На дворе было близко к полночи. Герцог и герцогиня пребывали в первобытной наготе, причем темпераментная фуга «Плодитесь и Размножайтесь» была уже исполнена сегодня дважды и, по мнению Филиппа, усталые органисты заслужили полное право на отдых. Поэтому настроение сразу стало ни к черту.
Клоделя отыскали только к двум часам ночи. Богатый каменный дом указывал на то, что Клодель немало преуспел в пивоваренном бизнесе. Похоже, действительно весь Дижон предпочитал именно его марку.
По приказу Изабеллы, которому Филипп служил лишь послушным ретранслятором, дом Клоделя был оцеплен двойным кольцом кавалеристов. Только после этого Изабелла соизволила постучать в высокие ворота, за которыми уже давно захлебывались лаем псы, песики, суки и шавки.
Отворили почти сразу.
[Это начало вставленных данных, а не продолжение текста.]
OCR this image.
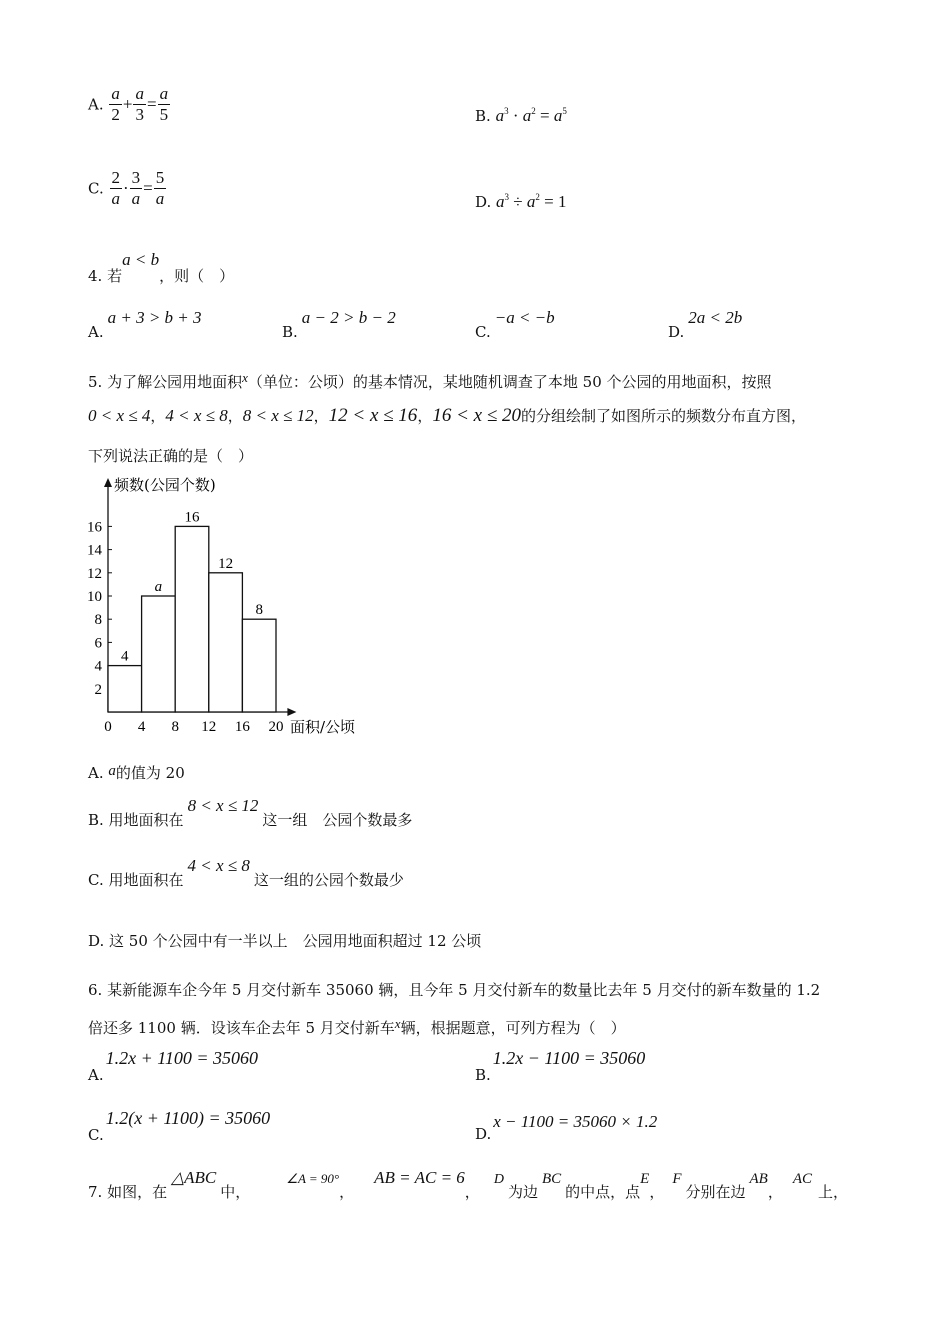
A. $\frac{a}{2} + \frac{a}{3} = \frac{a}{5}$	B. $a^3 \cdot a^2 = a^5$
C. $\frac{2}{a} \cdot \frac{3}{a} = \frac{5}{a}$	D. $a^3 \div a^2 = 1$
4. 若a < b，则（　）
A.a + 3 > b + 3
B.a − 2 > b − 2
C.−a < −b
D.2a < 2b
5. 为了解公园用地面积x（单位：公顷）的基本情况，某地随机调查了本地 50 个公园的用地面积，按照
0 < x ≤ 4，4 < x ≤ 8，8 < x ≤ 12，12 < x ≤ 16，16 < x ≤ 20的分组绘制了如图所示的频数分布直方图，
下列说法正确的是（　）
2
4
6
8
10
12
14
16
0 4 8 12 16 20
4
a
16
12
8
频数(公园个数)
面积/公顷
A. a的值为 20
B. 用地面积在8 < x ≤ 12这一组　公园个数最多
C. 用地面积在4 < x ≤ 8这一组的公园个数最少
D. 这 50 个公园中有一半以上　公园用地面积超过 12 公顷
6. 某新能源车企今年 5 月交付新车 35060 辆，且今年 5 月交付新车的数量比去年 5 月交付的新车数量的 1.2
倍还多 1100 辆．设该车企去年 5 月交付新车x辆，根据题意，可列方程为（　）
A.1.2x + 1100 = 35060
B.1.2x − 1100 = 35060
C.1.2(x + 1100) = 35060
D.x − 1100 = 35060 × 1.2
7. 如图，在△ABC中，∠A = 90°，AB = AC = 6，D为边BC的中点，点E，F分别在边AB，AC上，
Некая кривая девица, отнюдь не выглядевшая заспанной, пробурчала:
– Ну чего вам?
– Перед тобой герцог и герцогиня Бургундские, – ласково (что особенно не понравилось Филиппу) сообщила Изабелла. – Хозяин дома?
Девица бухнулась на колени, принялась ловить край Изабеллиного платья, просить прощения за себя и за отца, а когда наконец удалось ее унять, выяснилось, что Клодель собирает пожитки, чтобы завтра уехать прочь из Дижона.
– Вот как? – улыбнулась Изабелла, мед с молоком.
– Руку! – потребовала Изабелла у трясущегося Клоделя. – Теперь Вашу, монсеньор, – обратилась она к Филиппу.
Большая комната, жмущиеся по углам домочадцы, хмурые солдаты герцога. На столе – свечи и две ладони. Герцога и пивовара.
Не меньше десяти минут Изабелла молча изучала линии и бугры. Потом, к сто первому за день удивлению-недоумению-раздражению Филиппа, облегченно вздохнула. Вслед за нею облегченно вздохнул Клодель, мокрый как мышь. Однако он явно поторопился.
– Собирайся. Ты пойдешь с нами, – сказала Изабелла Клоделю. И посмотрела на Филиппа так, что тот почел за лучшее не перечить.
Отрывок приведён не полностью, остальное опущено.